Repair of osteochondral defects with allogeneic tissue engineered cartilage implants.

The objective of this study was to evaluate the effect of allogeneic tissue engineered cartilage implants on healing of osteochondral defects. Rabbit chondrocytes were cultured in monolayer, then seeded onto biodegradable, three-dimensional polyglycolic acid meshes. Cartilage constructs were cultured hydrodynamically to yield tissue with relatively more (mature) or less (immature) hyalinelike cartilage, as compared with adult rabbit articular cartilage. Osteochondral defects in the patellar grooves of both stifle joints either were left untreated or implanted with allogeneic tissue engineered cartilage. Histologic samples from in and around the defect sites were examined 3, 6, 9, and 12, and 24 months after surgery.

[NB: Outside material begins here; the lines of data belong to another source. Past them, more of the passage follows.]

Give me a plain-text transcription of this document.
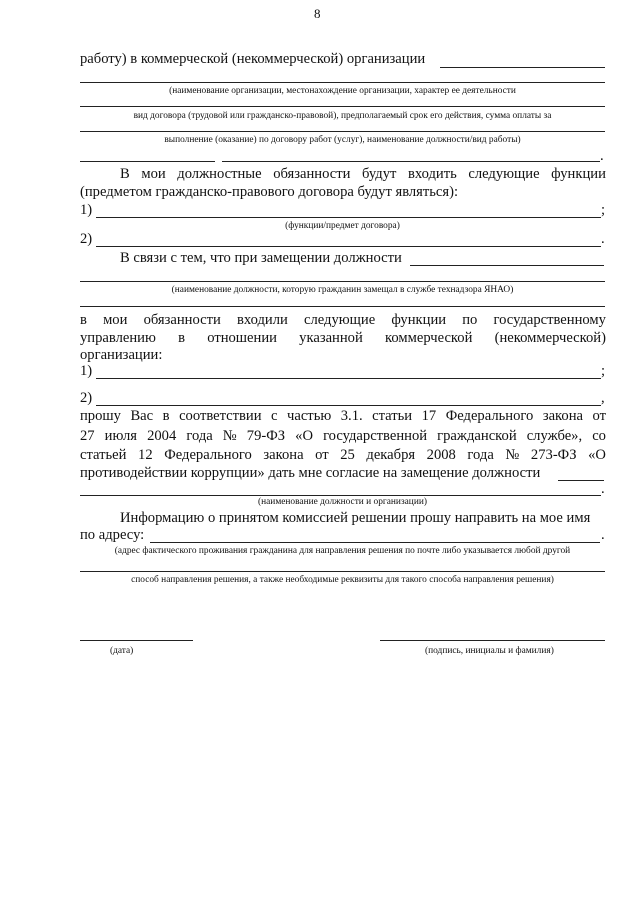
8
работу) в коммерческой (некоммерческой) организации
(наименование организации, местонахождение организации, характер ее деятельности
вид договора (трудовой или гражданско-правовой), предполагаемый срок его действия, сумма оплаты за
выполнение (оказание) по договору работ (услуг), наименование должности/вид работы)
.
В мои должностные обязанности будут входить следующие функции
(предметом гражданско-правового договора будут являться):
1)	;
(функции/предмет договора)
2)	.
В связи с тем, что при замещении должности
(наименование должности, которую гражданин замещал в службе технадзора ЯНАО)
в мои обязанности входили следующие функции по государственному
управлению в отношении указанной коммерческой (некоммерческой)
организации:
1)	;
2)	,
прошу Вас в соответствии с частью 3.1. статьи 17 Федерального закона от
27 июля 2004 года № 79-ФЗ «О государственной гражданской службе», со
статьей 12 Федерального закона от 25 декабря 2008 года № 273-ФЗ «О
противодействии коррупции» дать мне согласие на замещение должности
.
(наименование должности и организации)
Информацию о принятом комиссией решении прошу направить на мое имя
по адресу:	.
(адрес фактического проживания гражданина для направления решения по почте либо указывается любой другой
способ направления решения, а также необходимые реквизиты для такого способа направления решения)
(дата)	(подпись, инициалы и фамилия)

By 9 months after surgery, defects sites treated with cartilage implants contained significantly greater amounts of hyalinelike cartilage with high levels of proteoglycan, and had a smooth, nonfibrillated articular surface as compared to untreated defects. In contrast, the repair tissue formed in untreated defects had fibrillated articular surfaces, significant amounts of fibrocartilage, and negligible proteoglycan. These differences between treated and untreated defects persisted through 24 months after surgery. The results of this study suggest that the treatment of osteochondral lesions with allogenic tissue engineered cartilage implants may lead to superior repair tissue than that found in untreated osteochondral lesions.